Thomas Bach: 'Per la Svizzera la porta olimpica è sempre aperta'

Il presidente del Cio ha elogiato gli organizzatori dei Giochi invernali della gioventù che si sono chiusi a Losanna. Tra quattro anni appuntamento in Corea del Sud.

I Giochi invernali della gioventù, terminati oggi a Losanna, «sono stati un immenso successo». Lo ha affermato Thomas Bach, presidente del comitato internazionale olimpico (Cio) nel corso di una conferenza stampa. «Siamo grati alla città di Losanna, al canton Vaud e alla Svizzera per aver creato una fantastica atmosfera olimpica. Ho molto apprezzato le qualità di accoglienza e fratellanza del popolo svizzero». A domanda specifica, il presidente del Cio si è pure espresso sull'eventualità di una nuova candidatura svizzera all'organizzazione di un Olimpiade “per grandi”... «Sta tutto nelle mani del popolo svizzero., La porta è aperta, non è nemmeno necessario bussare...».

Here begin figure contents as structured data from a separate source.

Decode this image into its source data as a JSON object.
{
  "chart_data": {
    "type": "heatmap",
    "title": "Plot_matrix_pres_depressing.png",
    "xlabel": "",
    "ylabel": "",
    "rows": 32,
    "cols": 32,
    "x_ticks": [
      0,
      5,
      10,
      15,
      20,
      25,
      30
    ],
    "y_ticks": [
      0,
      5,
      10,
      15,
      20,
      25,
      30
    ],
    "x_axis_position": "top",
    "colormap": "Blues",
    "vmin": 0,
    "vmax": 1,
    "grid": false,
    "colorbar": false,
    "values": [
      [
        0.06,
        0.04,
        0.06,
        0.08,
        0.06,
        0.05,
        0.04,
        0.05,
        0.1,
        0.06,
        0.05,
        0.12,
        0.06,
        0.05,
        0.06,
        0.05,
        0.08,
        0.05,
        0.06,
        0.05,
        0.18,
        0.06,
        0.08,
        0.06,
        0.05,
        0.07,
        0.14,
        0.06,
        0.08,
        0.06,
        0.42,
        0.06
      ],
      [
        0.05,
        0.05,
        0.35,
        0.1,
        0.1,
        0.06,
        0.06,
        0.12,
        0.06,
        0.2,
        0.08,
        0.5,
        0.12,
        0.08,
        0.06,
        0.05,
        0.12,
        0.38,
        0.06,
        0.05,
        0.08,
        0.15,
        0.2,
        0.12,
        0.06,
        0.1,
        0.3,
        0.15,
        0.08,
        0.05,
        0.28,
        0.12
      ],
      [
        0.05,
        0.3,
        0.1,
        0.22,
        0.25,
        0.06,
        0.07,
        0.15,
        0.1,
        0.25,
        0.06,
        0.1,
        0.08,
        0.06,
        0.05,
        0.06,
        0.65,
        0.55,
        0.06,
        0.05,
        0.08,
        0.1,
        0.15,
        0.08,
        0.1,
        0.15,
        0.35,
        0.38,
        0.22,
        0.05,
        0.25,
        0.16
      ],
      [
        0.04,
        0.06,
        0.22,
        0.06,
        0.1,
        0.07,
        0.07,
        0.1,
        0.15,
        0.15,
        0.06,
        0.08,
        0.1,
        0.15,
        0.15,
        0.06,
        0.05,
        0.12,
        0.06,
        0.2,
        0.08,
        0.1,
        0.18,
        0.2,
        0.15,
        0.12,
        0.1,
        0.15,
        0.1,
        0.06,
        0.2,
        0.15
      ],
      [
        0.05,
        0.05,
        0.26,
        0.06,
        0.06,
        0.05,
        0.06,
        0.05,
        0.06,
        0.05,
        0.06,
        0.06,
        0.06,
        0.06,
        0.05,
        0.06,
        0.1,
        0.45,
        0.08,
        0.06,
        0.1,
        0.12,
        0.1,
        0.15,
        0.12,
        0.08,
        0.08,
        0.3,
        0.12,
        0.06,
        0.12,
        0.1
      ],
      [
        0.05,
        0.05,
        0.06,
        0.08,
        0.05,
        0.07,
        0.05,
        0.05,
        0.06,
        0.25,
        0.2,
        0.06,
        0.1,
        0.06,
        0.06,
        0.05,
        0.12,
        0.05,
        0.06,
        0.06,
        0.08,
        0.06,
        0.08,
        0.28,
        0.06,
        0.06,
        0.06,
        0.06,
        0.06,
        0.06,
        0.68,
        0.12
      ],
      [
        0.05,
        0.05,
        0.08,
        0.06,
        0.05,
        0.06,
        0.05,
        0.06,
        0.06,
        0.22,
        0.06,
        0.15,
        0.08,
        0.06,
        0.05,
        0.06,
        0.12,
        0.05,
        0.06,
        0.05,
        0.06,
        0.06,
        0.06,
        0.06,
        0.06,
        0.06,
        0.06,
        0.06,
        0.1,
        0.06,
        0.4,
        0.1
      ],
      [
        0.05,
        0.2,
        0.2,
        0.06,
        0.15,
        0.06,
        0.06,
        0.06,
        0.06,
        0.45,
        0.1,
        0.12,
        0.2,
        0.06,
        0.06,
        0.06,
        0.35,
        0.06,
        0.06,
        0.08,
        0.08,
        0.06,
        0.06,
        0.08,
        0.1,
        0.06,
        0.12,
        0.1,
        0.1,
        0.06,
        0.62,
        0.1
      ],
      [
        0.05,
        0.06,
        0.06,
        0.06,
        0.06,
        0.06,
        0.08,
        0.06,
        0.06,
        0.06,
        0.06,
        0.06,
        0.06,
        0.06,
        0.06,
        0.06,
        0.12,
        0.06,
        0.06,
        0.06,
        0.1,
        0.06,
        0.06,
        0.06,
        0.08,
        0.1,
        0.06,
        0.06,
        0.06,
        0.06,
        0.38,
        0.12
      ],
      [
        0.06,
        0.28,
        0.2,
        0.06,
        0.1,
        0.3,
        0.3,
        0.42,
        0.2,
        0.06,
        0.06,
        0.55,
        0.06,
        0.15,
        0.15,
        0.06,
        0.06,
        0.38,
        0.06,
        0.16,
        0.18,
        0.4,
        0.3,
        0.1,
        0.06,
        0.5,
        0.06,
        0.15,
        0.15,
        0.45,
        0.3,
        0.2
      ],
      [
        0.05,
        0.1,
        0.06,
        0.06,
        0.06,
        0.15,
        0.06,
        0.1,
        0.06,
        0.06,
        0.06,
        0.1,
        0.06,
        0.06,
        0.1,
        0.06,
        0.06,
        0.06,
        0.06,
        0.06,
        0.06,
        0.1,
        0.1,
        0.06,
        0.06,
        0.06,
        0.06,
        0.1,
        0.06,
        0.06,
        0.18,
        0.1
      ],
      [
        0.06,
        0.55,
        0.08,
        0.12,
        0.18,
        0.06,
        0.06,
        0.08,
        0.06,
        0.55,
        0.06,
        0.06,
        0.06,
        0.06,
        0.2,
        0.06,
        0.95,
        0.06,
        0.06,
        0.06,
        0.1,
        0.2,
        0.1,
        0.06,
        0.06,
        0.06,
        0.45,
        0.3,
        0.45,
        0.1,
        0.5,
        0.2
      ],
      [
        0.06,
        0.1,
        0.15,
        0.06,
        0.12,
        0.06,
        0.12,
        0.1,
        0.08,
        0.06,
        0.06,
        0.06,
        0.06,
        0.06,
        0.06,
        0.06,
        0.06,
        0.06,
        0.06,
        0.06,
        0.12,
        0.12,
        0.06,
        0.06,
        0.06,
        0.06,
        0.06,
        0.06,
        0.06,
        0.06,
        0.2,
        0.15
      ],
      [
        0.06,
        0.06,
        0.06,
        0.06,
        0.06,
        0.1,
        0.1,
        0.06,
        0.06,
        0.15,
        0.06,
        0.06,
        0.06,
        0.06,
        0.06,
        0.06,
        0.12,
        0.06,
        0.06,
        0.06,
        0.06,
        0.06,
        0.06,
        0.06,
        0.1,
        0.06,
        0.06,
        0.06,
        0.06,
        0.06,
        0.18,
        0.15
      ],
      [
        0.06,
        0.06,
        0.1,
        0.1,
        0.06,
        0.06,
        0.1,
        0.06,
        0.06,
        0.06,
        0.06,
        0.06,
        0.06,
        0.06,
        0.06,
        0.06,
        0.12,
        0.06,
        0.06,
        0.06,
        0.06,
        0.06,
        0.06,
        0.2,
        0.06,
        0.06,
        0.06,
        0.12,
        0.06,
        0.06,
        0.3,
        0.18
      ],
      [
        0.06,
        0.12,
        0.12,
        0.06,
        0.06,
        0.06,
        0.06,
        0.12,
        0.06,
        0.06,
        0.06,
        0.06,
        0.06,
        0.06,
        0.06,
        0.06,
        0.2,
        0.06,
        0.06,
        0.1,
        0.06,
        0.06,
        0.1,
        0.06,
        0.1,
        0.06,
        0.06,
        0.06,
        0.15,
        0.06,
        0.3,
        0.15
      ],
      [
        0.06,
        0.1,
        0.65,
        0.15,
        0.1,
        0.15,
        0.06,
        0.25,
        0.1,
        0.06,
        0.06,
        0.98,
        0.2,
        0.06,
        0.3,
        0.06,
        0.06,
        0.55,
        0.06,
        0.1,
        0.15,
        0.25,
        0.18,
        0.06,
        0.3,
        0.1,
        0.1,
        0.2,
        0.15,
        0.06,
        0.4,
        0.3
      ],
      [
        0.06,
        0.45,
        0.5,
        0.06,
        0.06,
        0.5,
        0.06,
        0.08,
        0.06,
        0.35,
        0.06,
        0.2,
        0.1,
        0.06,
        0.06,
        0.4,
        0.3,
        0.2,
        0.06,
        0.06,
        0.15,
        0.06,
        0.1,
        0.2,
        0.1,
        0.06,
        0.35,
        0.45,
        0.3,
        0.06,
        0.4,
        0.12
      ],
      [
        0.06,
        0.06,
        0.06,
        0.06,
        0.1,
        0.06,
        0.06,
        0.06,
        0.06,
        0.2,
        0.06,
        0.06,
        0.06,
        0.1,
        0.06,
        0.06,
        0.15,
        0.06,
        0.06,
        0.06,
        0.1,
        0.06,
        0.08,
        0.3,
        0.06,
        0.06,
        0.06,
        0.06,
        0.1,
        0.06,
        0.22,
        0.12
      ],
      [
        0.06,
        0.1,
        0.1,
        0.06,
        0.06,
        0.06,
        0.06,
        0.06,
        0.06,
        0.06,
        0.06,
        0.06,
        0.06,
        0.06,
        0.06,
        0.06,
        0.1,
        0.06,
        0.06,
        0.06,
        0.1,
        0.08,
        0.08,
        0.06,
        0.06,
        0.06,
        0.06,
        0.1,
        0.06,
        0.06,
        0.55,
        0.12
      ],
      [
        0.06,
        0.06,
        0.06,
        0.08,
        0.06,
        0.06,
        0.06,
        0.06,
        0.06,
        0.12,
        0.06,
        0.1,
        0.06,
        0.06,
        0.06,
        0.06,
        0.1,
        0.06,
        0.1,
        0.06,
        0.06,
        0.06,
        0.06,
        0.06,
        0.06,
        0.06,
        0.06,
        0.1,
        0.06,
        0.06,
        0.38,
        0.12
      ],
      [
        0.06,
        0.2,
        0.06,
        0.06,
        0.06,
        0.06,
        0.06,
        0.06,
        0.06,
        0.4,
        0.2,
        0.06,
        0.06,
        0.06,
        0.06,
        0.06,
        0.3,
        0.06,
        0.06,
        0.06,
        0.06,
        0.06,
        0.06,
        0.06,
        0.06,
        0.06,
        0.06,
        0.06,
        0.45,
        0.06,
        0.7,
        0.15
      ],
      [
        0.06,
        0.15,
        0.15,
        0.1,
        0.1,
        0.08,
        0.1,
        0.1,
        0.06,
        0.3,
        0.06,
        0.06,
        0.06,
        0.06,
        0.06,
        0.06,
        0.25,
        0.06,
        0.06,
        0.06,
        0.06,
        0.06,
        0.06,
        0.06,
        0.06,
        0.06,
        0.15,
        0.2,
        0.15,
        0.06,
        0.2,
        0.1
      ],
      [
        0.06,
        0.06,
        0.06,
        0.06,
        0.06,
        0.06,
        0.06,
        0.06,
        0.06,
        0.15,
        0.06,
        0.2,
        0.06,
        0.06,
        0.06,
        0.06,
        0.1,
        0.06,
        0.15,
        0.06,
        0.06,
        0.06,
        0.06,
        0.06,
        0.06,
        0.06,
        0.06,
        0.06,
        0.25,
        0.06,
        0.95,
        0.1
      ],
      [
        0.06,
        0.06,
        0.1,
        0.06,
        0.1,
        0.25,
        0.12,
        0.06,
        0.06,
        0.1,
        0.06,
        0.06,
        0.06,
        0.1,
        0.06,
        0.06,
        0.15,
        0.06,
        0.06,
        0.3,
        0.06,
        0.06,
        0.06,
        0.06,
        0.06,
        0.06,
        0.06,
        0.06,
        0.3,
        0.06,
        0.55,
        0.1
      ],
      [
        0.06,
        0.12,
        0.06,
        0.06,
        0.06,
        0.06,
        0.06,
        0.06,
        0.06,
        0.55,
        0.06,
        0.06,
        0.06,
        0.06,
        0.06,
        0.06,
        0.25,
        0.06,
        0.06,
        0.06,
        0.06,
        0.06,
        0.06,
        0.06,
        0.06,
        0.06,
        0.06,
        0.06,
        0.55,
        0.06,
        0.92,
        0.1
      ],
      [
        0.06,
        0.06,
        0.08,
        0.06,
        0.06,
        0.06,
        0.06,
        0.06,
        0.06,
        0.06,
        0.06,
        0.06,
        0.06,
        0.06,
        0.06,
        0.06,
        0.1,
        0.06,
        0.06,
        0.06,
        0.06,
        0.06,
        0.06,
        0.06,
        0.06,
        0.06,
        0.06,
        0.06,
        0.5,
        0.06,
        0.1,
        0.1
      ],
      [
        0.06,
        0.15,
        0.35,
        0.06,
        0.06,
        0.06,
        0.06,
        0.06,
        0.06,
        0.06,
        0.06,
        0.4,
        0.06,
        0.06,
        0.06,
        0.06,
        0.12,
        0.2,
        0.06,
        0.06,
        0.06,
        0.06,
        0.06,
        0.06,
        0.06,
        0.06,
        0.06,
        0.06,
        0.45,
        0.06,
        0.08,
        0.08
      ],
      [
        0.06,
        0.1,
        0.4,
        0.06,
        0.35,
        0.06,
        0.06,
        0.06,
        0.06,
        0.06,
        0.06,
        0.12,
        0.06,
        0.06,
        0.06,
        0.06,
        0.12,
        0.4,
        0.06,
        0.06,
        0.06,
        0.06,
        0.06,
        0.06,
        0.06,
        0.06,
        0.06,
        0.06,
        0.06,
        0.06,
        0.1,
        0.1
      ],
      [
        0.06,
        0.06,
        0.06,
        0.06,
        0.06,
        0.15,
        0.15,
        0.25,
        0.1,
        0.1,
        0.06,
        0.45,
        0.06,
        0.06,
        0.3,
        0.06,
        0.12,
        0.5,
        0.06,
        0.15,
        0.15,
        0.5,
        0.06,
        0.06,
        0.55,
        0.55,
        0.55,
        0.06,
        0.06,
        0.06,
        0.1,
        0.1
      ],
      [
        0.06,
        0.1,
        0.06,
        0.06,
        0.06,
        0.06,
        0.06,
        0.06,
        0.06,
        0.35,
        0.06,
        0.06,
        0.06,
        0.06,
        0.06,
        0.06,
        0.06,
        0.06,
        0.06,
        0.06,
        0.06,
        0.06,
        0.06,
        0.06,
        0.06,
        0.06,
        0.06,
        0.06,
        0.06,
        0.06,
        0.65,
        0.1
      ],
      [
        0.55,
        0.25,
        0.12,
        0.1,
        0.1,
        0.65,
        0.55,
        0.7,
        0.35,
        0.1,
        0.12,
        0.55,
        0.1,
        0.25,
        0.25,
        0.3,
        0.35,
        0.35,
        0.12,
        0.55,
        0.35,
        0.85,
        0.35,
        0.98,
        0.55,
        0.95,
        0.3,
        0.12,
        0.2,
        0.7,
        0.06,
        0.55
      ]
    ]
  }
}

La manifestazione dedicata ai giovani dai 15 ai 18 anni è stata un successo, di partecipanti come di pubblico. Il concetto di entrate gratuite sui siti di gara è stato apprezzato dagli interessati... «Abbiamo avuto più di 640'000 spettatori», ha sottolineato Virginie Faivre, presidente del comitato organizzatore. La più volte campionessa mondiale di freestyle ha tenuto a ringraziare tutti gli appassionati, i quali con la loro presenza hanno occupato in ogni ordine di posto la patinoire di Malley in occasione delle partite del torneo di hockey. La terza edizione dei Giochi invernali, dopo quelle di Innsbruck 2012 e Lillehammer 2016, è stata un successo anche per quel che riguarda la partecipazione di atlete e atleti: ben 1'872 in rappresentanza di 72 nazioni. E, per la prima volta in una competizione olimpica, è stata raggiunta l'assoluta parità di genere, per cui il numero di ragazze è stato identico a quello dei ragazzi.

Svizzera soddisfatta, non solo per le medaglie

Anche dalle parti di Swiss Olympic si guarda con soddisfazione all'esito di queste Olimpiadi giovanili. Corinne Staub, capo delegazione di una nazionale presente con 112 elementi, non ha nascosto la sua soddisfazione. E non soltanto per le 24 medaglie ottenute dagli atleti rossocrociati, bensì perché tutti hanno avuto la possibilità di vivere in maniera intensa e a tutti i livello il vero spirito olimpico... «Ovviamente siamo contenti delle medaglie portate a casa – afferma Staub –, perché assicurano una dinamica positiva all'interno della squadra. Ma sottolineiamo sempre come le esperienze acquisite dai giovani in questi dieci giorni siano molto più importanti rispetto al mero risultato sportivo». Il capo delegazione elvetico ha poi espresso elogi agli organizzatori... «Sono riusciti non solo a promuovere la sostenibilità nella pianificazione, ma a viverla per davvero», ha affermato Corinne Staub, con particolare allusione al sistema di trasporti pubblici per tutti i partecipanti e all'utilizzo di infrastrutture già esistenti. D'altra parte, proprio questi Giochi si voleva fornissero agli scettici la prova provata della bontà dell'Agenda2020 e della nuova direzione strategica intrapresa dal Cio, volta a mettere fine al gigantismo e ad adottare un approccio sostenibile e rispettoso nei confronti dell'ambiente.

La prossima edizione dei Giochi invernali giovanili si terrà nel 2024 a Gangwon (Corea del Sud), la regione nella quale si erano disputate le Olimpiadi 2018. Per quanto riguarda i Giochi estivi, nel 2022 l'appuntamento è fissato a Dakar, in Senegal.